3. Le poète élégiaque et la société romaine
Cette élégie légère résonne comme un appel à l'adultère, ainsi qu'en témoignent tous les éléments qui renvoient au vol ou à la fraude (« neu furtim... sones », v. 10 ; « falle », v. 15 ; « nullo... sono », v. 20 ; « nutus », v. 21 ; « abdere », v. 22). Le mari est ridiculisé et la porte doit jouer le rôle de complice. Le poète affirme péremptoirement que Vénus protège les hommes et les femmes adultères, mais il faut garder à l'esprit qu'il vit à une époque de restauration religieuse et morale. Auguste est sur le point de faire promulguer des lois sévères punissant l'adultère. Or Délie est certainement une femme mariée (élégie 6), même si elle est de condition inférieure. Dans ce contexte, son amour avec Tibulle apparaît comme un amour impossible.

De plus, dans cette supplication à la porte, il y a quelque chose d'humiliant pour le poète. Les rôles sociaux se renversent, la femme l'emporte sur l'homme qui perd ici toute dignité dans le sacrifice amoureux, même si, comme la femme, il doit manifester une certaine audace et un certain courage (« audendum est » et « fortes », v. 7).

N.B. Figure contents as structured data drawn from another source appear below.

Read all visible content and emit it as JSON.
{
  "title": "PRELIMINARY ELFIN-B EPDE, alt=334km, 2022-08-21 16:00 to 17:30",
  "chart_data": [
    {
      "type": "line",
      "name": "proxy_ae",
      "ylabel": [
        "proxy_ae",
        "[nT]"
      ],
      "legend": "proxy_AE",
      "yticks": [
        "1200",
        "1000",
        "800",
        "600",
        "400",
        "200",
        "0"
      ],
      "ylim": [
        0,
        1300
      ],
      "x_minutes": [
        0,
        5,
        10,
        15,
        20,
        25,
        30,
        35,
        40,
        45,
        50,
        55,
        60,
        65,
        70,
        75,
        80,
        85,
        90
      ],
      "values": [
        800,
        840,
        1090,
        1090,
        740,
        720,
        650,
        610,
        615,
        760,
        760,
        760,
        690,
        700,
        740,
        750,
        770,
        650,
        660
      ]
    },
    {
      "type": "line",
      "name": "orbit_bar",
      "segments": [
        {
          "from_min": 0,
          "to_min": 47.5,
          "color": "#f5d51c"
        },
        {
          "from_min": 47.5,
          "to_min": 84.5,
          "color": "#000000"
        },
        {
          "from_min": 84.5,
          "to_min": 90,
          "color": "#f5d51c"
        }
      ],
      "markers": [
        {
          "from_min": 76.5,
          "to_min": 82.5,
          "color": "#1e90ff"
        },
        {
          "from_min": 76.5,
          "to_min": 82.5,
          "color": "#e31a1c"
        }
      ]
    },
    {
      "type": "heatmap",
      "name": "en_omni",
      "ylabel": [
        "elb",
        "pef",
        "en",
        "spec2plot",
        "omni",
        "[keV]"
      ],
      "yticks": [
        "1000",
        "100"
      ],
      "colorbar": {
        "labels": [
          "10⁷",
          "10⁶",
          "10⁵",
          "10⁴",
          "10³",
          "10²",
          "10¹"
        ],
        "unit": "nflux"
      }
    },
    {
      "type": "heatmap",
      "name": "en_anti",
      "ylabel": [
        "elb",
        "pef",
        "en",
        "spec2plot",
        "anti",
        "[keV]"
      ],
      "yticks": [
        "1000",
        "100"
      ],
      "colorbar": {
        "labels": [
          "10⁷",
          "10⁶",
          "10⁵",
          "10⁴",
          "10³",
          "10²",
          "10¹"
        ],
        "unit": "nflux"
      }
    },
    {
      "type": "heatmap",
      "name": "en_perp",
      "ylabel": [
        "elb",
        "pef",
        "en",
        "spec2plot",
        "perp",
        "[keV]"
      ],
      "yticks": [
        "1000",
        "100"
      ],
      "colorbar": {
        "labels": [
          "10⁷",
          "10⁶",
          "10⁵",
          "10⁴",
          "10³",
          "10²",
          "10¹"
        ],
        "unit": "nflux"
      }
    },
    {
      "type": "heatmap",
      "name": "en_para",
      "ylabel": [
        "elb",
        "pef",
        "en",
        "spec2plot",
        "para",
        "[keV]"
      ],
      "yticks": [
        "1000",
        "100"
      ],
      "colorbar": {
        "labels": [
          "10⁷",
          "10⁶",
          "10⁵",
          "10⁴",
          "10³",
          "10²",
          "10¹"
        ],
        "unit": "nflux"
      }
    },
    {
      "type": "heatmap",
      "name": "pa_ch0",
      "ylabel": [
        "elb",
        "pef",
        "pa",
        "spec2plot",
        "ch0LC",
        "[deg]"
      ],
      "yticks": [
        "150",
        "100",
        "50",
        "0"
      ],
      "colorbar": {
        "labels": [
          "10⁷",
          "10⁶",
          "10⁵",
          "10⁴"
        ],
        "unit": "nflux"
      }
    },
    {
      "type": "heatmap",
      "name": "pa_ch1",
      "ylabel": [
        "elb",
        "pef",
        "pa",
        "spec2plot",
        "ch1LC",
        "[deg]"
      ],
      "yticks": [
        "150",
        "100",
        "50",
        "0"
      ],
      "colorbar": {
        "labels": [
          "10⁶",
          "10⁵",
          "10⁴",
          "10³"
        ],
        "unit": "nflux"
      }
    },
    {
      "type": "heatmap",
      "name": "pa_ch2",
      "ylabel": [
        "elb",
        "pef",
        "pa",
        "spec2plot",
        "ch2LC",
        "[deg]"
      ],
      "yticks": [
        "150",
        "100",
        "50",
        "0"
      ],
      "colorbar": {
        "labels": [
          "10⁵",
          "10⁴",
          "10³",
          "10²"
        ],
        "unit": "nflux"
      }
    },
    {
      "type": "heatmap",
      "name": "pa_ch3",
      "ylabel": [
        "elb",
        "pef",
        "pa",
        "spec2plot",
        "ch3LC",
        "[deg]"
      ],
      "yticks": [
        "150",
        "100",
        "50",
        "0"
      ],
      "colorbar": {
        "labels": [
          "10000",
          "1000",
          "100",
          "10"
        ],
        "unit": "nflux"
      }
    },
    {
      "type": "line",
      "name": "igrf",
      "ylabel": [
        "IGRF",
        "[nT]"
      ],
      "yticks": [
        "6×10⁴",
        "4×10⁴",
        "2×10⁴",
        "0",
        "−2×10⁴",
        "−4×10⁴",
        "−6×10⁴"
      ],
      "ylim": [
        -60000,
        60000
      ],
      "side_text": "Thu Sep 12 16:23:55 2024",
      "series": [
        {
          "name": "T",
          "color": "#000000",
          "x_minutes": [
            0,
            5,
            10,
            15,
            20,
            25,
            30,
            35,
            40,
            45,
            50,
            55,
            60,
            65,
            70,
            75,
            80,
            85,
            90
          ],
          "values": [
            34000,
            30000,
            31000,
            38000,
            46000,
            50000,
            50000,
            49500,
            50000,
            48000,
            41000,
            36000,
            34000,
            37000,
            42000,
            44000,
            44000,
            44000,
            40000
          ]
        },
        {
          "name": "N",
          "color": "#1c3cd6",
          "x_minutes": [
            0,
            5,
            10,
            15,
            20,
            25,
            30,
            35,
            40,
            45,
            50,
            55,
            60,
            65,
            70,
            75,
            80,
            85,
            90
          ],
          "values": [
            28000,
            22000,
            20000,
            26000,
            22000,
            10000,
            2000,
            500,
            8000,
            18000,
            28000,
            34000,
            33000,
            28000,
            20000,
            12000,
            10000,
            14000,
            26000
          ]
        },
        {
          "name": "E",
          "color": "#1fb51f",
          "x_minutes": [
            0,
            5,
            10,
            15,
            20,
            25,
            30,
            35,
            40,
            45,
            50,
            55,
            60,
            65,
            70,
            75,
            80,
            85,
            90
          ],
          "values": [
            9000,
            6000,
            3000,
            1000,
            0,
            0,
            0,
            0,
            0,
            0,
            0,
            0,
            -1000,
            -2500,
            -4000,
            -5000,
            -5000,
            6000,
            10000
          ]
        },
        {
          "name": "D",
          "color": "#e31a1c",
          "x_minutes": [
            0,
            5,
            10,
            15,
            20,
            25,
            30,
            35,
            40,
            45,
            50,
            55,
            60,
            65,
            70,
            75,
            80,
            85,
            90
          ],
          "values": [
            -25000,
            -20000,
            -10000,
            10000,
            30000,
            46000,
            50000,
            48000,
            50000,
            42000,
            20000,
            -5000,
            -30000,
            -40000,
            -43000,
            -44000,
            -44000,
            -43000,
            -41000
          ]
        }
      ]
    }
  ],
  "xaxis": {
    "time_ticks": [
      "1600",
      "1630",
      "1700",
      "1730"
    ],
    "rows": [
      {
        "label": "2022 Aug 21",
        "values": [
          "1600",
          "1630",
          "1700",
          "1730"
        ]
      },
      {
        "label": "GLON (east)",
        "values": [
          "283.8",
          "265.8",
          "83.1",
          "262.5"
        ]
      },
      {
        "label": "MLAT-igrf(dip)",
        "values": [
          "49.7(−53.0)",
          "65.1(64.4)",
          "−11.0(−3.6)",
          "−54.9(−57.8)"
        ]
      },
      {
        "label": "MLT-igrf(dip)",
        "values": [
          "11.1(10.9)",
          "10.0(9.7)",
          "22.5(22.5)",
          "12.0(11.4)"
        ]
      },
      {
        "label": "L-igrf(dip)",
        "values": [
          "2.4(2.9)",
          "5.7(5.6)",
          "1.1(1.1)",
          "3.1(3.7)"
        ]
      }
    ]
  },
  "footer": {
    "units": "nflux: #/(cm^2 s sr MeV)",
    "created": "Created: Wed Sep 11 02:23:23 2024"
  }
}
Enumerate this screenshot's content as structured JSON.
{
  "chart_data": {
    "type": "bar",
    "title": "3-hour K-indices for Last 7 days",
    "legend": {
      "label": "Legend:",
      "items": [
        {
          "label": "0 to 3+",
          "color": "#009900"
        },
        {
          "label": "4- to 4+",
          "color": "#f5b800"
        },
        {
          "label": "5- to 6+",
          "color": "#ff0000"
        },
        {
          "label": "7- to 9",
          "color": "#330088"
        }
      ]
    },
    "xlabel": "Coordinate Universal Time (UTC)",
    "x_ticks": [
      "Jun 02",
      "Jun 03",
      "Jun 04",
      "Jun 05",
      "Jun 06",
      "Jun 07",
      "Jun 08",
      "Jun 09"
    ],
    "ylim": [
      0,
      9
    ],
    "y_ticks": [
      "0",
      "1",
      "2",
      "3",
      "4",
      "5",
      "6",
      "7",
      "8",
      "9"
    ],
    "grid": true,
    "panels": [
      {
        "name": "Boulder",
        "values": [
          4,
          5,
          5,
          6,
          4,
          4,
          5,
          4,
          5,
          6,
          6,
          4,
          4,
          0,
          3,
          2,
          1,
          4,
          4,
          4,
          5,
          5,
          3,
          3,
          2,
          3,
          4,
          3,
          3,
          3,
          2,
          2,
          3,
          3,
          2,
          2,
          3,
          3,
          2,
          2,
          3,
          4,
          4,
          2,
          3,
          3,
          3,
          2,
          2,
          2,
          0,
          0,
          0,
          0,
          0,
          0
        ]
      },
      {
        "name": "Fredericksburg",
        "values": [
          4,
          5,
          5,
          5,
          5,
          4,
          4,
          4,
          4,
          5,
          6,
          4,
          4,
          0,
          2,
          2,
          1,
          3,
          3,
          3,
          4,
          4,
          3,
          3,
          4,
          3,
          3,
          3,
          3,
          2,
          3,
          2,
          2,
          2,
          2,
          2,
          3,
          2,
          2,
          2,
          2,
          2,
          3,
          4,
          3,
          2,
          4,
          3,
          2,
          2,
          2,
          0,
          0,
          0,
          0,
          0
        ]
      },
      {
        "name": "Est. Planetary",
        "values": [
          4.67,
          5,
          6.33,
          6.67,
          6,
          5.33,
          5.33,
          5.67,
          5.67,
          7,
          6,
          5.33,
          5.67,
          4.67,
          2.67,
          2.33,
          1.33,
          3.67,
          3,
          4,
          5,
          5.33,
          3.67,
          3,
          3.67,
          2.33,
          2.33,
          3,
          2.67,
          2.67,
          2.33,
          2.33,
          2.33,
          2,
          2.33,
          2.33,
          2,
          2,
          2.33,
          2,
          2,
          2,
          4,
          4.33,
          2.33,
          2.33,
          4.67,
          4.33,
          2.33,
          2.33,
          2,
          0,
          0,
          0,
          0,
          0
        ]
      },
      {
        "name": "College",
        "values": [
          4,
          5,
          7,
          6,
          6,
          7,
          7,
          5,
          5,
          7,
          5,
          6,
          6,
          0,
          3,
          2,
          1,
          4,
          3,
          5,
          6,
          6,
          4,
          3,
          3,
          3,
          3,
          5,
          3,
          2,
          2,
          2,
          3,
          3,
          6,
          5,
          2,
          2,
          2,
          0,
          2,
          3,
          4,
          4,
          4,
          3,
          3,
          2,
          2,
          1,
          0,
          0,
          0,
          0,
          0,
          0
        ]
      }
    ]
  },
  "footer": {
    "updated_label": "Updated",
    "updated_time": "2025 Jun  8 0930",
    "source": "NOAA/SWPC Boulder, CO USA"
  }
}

Le poète élégiaque est définitivement en marge de la société romaine, de ses conventions et de ses lois. Tibulle se distingue ici d'autres poètes élégiaques de sa génération, qui voient dans la supplication à la porte l'image du siège amoureux, image plus virile et plus guerrière :

« J'ai beau t'adresser mes prières, portier ; restes-tu de fer en les écoutant. Ta porte renforcée de chêne dur, demeure insensible. Quand une cité est assiégée, on ferme les portes de la ville et leur protection est utile : en pleine paix, quelles armes crains-tu ? »
(Ovide, Les Amours, 1, 6, 27-30.)

L'essentiel

Face à cette figure imposée, le paraclausithuron, Tibulle reste somme toute assez conventionnel et ne se distingue guère des autres poètes élégiaques. Le paraclausithuron est parfois parodié dans la comédie (Plaute, Stichus, 2, 1) ou dans la satire (Juvénal, Satires, 9).
Mais, là où les poètes comiques ou satiriques ne voient que passion ridicule et artifice littéraire, les poètes élégiaques trouvent dans la porte close un symbole de la souffrance amoureuse.
Ovide rappelle le mythe tragique d'Iphis, amoureux éconduit qui se donne la mort sur le seuil de la cruelle Anaxarète (Métamorphoses, XIV, 698-764). On trouve d'autres exemples du motif du paraclausithuron chez Catulle (Carmina, 67) ou Properce (Elégies, 1, 16).